Русский огляделся, как бы недоумевая, загорелое лицо его стало совсем детским, он оттолкнул Швабру, сказал сердито:
– Очумели? За что вешать-то?
– Я жду! – сказал Сванте Багге.
Старичок вышел вперед, загородил собою молодого, постучал себя кулаком во впалую грудь, сказал Швабре истово, раздельно, как глухому:
– Меня для начала! Он – молодой, вьюнош! Меня – делай!
Перекрестился дрожащей рукой, поклонился своим низко, попросил:
– Простите, ребята, ежели что было...
Рыбаки угрюмо молчали, старик отдельно поклонился кормщику Копылову:
– Прости и ты...
И зашептал:
– Чего столбеете, дурни! Прыгайте в воду, плывите! Мне не выгрести, а вы не старые, здоровые, покуда очухаются – вон где будете... Висеть на вешалке – не велика честь...
Копылов взял старика за плечи, посмотрел ему в глаза, поцеловался с ним трижды. Старик еще шепнул:
– Ярить их сейчас буду, а вы делайте как сказано. Ну, прощай!

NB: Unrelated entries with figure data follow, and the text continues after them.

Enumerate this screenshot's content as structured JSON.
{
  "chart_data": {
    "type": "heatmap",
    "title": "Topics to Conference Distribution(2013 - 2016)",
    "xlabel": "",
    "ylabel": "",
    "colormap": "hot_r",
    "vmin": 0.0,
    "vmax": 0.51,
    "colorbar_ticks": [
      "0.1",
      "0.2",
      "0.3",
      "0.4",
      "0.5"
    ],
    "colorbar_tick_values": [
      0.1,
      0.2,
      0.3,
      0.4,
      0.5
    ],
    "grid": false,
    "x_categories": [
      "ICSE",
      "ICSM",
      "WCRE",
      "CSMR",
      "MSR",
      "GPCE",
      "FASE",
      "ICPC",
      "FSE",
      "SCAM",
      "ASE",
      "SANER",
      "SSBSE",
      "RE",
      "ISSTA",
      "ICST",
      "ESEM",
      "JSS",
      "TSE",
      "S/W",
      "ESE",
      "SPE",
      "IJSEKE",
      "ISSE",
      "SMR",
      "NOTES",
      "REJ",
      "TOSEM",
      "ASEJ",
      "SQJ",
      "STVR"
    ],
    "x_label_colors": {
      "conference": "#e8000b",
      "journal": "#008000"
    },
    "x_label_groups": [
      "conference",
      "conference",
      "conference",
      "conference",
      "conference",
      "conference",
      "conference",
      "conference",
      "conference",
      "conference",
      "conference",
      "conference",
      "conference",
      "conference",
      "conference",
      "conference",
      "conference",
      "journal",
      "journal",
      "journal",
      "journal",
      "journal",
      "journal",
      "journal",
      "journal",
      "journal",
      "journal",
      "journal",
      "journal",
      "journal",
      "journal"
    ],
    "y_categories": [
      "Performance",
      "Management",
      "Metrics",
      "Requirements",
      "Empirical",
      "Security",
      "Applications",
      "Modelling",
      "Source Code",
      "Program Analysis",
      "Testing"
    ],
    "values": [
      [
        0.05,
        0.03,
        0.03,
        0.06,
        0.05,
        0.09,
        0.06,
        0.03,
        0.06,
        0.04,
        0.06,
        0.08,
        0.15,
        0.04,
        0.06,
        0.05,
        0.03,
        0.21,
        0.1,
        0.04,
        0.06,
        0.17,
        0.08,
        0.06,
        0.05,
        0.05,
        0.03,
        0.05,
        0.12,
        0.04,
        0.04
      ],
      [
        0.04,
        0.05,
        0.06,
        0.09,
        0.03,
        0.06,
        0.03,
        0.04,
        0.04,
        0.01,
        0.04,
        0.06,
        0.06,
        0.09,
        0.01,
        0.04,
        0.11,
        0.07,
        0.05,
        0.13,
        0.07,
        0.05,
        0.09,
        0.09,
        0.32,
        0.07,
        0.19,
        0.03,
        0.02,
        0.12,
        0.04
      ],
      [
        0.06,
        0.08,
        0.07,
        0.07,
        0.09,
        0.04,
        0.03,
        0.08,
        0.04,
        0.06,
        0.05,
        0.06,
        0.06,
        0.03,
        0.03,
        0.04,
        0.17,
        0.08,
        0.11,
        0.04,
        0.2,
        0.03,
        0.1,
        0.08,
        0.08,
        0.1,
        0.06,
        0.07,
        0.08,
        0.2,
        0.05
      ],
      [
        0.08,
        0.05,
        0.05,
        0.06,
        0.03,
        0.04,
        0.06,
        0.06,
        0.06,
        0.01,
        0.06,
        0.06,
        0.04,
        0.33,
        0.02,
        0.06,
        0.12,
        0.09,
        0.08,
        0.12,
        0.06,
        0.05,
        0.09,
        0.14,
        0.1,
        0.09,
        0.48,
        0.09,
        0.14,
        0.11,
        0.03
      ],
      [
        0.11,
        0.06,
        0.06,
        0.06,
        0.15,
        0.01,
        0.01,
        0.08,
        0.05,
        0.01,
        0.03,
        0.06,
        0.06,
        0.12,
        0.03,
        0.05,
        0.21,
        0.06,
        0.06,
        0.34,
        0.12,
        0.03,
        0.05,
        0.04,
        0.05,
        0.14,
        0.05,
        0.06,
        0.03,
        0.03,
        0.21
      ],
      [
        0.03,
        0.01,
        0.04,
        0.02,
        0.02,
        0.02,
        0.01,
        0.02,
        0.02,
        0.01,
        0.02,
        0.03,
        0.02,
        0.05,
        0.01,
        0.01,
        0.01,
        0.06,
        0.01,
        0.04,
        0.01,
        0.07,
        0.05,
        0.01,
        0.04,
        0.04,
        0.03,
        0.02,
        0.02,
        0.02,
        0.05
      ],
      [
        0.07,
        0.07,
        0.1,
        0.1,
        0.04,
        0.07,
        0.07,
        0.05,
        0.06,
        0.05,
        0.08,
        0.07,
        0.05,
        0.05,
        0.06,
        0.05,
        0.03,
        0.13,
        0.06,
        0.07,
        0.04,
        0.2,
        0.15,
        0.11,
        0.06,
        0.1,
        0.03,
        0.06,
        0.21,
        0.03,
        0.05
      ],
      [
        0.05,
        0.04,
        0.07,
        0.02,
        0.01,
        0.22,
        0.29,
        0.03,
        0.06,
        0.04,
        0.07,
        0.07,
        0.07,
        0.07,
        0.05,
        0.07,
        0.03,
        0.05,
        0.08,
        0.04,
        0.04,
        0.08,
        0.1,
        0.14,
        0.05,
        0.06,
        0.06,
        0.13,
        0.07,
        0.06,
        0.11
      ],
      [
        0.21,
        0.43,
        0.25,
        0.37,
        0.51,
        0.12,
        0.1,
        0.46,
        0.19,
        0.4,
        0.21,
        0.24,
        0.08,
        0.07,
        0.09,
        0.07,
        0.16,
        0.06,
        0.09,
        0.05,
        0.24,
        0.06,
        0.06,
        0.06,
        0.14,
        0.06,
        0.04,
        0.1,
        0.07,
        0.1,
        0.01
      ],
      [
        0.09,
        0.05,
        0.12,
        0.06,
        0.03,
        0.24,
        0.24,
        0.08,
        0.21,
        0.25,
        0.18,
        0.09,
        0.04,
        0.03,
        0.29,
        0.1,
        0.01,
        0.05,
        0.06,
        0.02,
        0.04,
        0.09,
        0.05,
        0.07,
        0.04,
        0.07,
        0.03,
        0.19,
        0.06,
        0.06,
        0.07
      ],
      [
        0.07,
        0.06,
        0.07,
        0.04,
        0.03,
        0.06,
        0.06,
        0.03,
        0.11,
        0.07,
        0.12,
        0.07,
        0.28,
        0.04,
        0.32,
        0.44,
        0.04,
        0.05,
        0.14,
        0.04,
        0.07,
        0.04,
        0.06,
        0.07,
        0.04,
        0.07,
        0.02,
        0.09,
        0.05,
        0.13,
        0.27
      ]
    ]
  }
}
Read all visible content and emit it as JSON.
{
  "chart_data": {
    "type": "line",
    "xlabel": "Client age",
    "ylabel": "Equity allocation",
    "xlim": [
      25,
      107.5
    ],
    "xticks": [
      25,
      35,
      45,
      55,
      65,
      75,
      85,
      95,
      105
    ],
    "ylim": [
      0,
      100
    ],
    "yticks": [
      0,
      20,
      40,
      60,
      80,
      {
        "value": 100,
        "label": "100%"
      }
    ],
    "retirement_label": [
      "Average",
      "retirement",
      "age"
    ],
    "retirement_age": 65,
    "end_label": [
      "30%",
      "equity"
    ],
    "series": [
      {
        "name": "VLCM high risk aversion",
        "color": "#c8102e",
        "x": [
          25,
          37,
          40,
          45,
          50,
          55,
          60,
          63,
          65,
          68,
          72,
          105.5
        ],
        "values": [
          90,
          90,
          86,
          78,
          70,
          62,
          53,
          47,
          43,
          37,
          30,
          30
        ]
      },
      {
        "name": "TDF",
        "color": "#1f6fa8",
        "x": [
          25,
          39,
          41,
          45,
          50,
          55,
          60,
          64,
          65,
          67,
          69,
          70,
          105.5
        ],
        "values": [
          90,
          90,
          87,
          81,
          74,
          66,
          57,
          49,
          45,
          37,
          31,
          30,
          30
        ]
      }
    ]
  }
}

Он расстегнул на шее заношенный воротник рубашки, сам, ловко ступая тонкими ногами, пошел к раскачивающейся петле, выцветшими глазами оглядел неприветливый берег острова, серо-зеленое море, лица шведских матросов, построенных по бортам флагманского корабля. Опять перекрестился и сказал громким злым голосом:
– Стреж до города Архангельского знаю, а не поведу! И не найдете вы, воры, такого человека на нашей земле, чтобы повел корабли ваши, не найдете иуду. Во, во!
Сложил кукиш, вытянул его Юленшерне, сам вдел голову в петлю, выбив ногою скамейку.
Профос Сванте Багге навалился всем телом на пеньковую веревку, визгливо заскрипел блок. Ярл Юленшерна сказал шхиперу Уркварту:
– Блок не смазан, выпороть виновного!
В это мгновение страшно закричал матрос Швабра. Ярл Юленшерна оглянулся на крик и увидел, что русские, назначенные к казни, разбросав матросов, прыгают в воду. Матрос Гартвуд корчился на палубе, матрос Швабра кричал в воде.
– Огонь! – скомандовал Уркварт. – Огонь по беглецам!
Но пока на палубу выбежали солдаты с ружьями, пока они поняли, в кого надо стрелять, прошло слишком много времени. Выстрелы гремели впустую, двое рыбаков уже вылезли на прибрежные камни, остальные подплывали к берегу.